Au sommaire de l'émission "Complément d'Enquête", diffusée jeudi 20 février 2014 à 22 heures 15 sur France 2 :

Complément d'enquête


Deux fois par mois, ce magazine, présenté et préparé par Benoît Duquesne, aborde en profondeur un sujet de société, décliné sous des angles multiples. Tournée en extérieur, sur des lieux directement concernés par le thème traité, cette émission alterne, durant près de 70 minutes, des reportages, des enquêtes et des témoignages. Son but est d'éclairer au maximum les téléspectateurs sur un sujet difficile et controversé. A chaque émission, Benoît Duquesne reçoit plusieurs invités. Ensemble, ils analysent les nombreuses problématiques liées au sujet et tentent d'y apporter des réponses susceptibles d'éclairer le téléspectateur.

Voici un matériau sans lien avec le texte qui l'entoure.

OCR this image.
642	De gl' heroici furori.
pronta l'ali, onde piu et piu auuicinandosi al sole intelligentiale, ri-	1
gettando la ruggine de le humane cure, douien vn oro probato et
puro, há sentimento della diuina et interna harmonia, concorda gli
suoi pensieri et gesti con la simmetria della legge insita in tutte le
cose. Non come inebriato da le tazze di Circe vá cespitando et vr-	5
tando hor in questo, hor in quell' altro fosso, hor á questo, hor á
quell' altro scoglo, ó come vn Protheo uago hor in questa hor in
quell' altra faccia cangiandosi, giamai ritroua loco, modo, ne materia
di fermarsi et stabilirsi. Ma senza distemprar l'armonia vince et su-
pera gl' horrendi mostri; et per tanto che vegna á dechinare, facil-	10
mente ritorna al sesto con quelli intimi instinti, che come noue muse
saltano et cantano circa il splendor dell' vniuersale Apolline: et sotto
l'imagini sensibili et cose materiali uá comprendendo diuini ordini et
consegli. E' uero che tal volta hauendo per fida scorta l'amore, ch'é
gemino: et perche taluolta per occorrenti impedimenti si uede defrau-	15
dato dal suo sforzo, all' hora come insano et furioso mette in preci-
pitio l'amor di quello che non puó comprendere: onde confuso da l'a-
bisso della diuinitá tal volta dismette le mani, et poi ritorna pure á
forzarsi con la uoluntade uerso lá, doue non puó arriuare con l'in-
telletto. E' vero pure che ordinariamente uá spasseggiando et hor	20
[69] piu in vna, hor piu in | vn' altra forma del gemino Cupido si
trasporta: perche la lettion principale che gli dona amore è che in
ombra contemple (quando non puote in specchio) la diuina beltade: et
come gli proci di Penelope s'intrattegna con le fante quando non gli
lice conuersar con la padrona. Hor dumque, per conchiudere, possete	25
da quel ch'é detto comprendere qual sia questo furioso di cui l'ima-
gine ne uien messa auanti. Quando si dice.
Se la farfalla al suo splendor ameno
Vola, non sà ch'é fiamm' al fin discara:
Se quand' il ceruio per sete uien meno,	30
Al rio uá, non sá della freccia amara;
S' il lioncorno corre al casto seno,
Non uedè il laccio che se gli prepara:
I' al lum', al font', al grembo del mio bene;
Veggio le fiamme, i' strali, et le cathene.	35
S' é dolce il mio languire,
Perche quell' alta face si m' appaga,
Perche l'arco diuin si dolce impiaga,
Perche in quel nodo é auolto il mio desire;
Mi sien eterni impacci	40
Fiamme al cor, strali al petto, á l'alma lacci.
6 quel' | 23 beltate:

Cannabis : les sacrifiés du pétard


Dépression, accès de violence, paranoïa … C'est l’autre vérité du cannabis. Les adolescents qui fument avant 14 ans auraient quatre fois plus de risques de devenir schizophrènes! Alors que le débat resurgit sur la dépénalisation du cannabis, alors que certains Etats comme le Colorado aux Etats-Unis se lancent dans l’aventure, Complément d’enquête sur une plante objet de tous les fantasmes et de tous les trafics.

Enquête en France sur les sacrifiés du pétard: jeunes adolescents hospitalisés, familles déchirées, parents désemparés, tout ceux dont la vie a basculé à cause du "shit". Enquête au Maroc, l’un des plus gros producteurs du monde. Les cultivateurs sont transformés en OS du cannabis, vivant dans la semi-clandestinité et exploités par les gros trafiquants. Pour en finir le pays envisage de réglementer cette production.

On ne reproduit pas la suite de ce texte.